Christie Ward val_org at hotmail.com
Wed Aug 15 11:16:33 PDT 2001


Cyniric said:
>  Yes Magnus, but it is a geographic compound alluding to a place thought
>to be owned by an individual like Cerdicesford.

But AEgeles- could refer to a bunch of things:

(1) It could be a person's name, as Cyniric suggests.  If so, then I'd
expect some confirmation in one of the wills, charters, or tax records.
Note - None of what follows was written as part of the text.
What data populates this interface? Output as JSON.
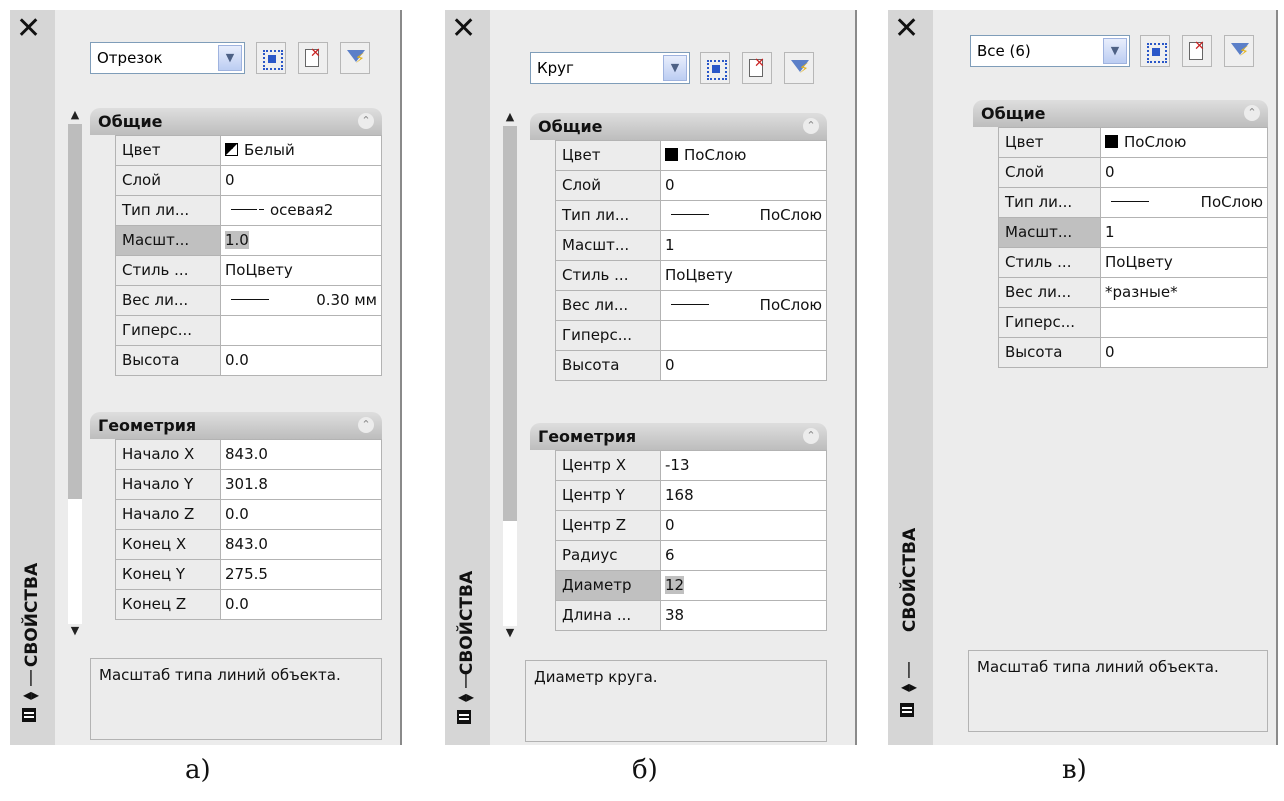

(2) It could be a short-form name.  There's good documentation available,
for instance, of quite a few Old Norse pet-names, or short-forms (for
example, Brynja for Brynhildr).  Given the fact that somehow the Old Norse
textual materials preserve this type of information on names, I'd certainly
expect that the larger corpus of Old English texts would similarly,
somewhere, record short forms, and I'd want to see that additional
documentation.

(3) It could be a nickname.  Somebody built a farm there whose nick-name was
"aegel", and the farm became known by the nick-name.  Fellows-Jensen has a
bunch of examples of placenames in the Danelaw area that follow this
pattern.  Some of the nicknames did at some point come into usage as regular
names as well, but not all and not always.  Again, I'd expect to see some
further documentation of this a sa real name if this were the case from
wills, charters, or tax records.

(4) It could be an adjective, possibly derived from the "ae(dh)el" word,
meaning "noble".  The place name then would be "Noble's Tharp".  Or it might
have some entirely different derivation, but still be an adjective
describing the place instead of the person, or commemorating the person
using a word that is not a name.

There are probably even more possibilities that I can think of off the cuff
like this.  At any rate, the ones I've listed here are more than enough to
show why the place name alone is not sufficient documentation.  For the
element to represent a name, you'd have to find documentation of it in use
indisputably as a name elsewhere.

I think that in general the usage of a name in a place-name is most useful
in dating the name, not in proving thata word is or is not a name.  Once you
have documentation that a given name as, in fact, a name, the placename info
provides one way of dating when that name was current.

In looking for AEgil for the client, I'd suggest contacting St. Gabriel's,
or else consulting Lind.  Rundata might also provide some clues.